Он ответил, что будет счастлив снова увидеть всех нас, и, как бы между прочим, спросил, сколько нас будет. Итак, в Артемаре в час дня нас должна была ожидать дюжина друзей. Средства передвижения были странными и случайными. Мы собирались приехатьс доктором и его женой на их маленьком автомобиле — докторам была положена небольшая норма бензина, — а он по дороге заодно навестит и своих пациентов. Пятеро из наших гостей пожаловали на высокой рессорной двуколке их фермера, которую тянула громадная старая кляча, немцы ее посчитали бесполезной и не реквизировали. Двое наших друзей прибыли на миниатюрной легкой тележке, выкрашенной во все цвета радуги и запряженной шетландским пони, все это богатство они недавно приобрели задорого у цирковой семьи, встреченной на дороге. Другие прикатили на велосипедах или пришли пешком. Несмотря на гнетущую всех оккупацию, мы рады были встретиться вновь в предвкушении пира, который готовил для нас Б. Мы пошли к нему на кухню, где забытые ароматы и меню, которое он нам показал, привели нас в приятное возбуждение. Еда, к которой мы вскоре приступили, была изумительной:

Заливное из фуа-гра — Форель в рубашке — Тушеные голуби — Картофель на шнурке — Барон из ягненка — Жардиньер из весенней моркови — Репчатый лук — Верхушки спаржи — Зеленая фасоль в корзиночке — Салат с трюфелями Земляничный торт…

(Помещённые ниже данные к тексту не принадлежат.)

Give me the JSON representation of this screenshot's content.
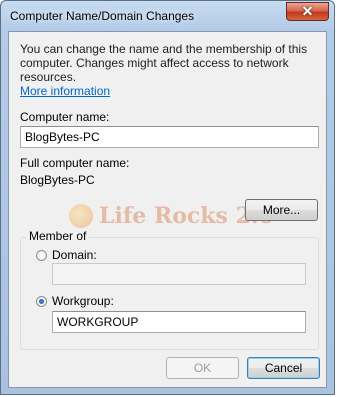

"К осени 1943 года еда уже перестала быть главной темой разговоров. Мы с нетерпением ждали вторжения и освобождения. В 1940 году я наготовила и припрятала среди других ценных продуктов 4 фунта цитронов, засахаренной апельсиновой и лимонной корки, ананасов и вишен и 2 фунта изюма и все это плотно закупорила в двух стеклянных банках. Наши друзья знали об этом тайнике и что его сохраняют для фруктового кекса на день Освобождения. Время от времени я осматривала банки, чтобы убедиться, что фрукты не пересохли. Они очень ободряли меня в те особенно мрачные дни зимы и ранней весны 1944 года. Наконец пришла весна. Даже болезнь ранних ростков картофеля не могла испортить нам настроения — мы собирали гнусных жуков руками. Когда движением Сопротивления было устроено крушение локомотива, везшего в Швейцарию цистерны с испанским вином, наш мэр, который был не в состоянии охранять уцелевшие цистерны, реквизировал вино. Он разделил его между 250 членами оккупационных войск и примерно 1500 местных жителей. Каждый из нас получил по 12 кварт. Доля Гертруды Стайн и моя были припрятаны до празднования Освобождения. Слуги, знатоки не очень тонкие, уверяли, что вино на самом деле неплохое.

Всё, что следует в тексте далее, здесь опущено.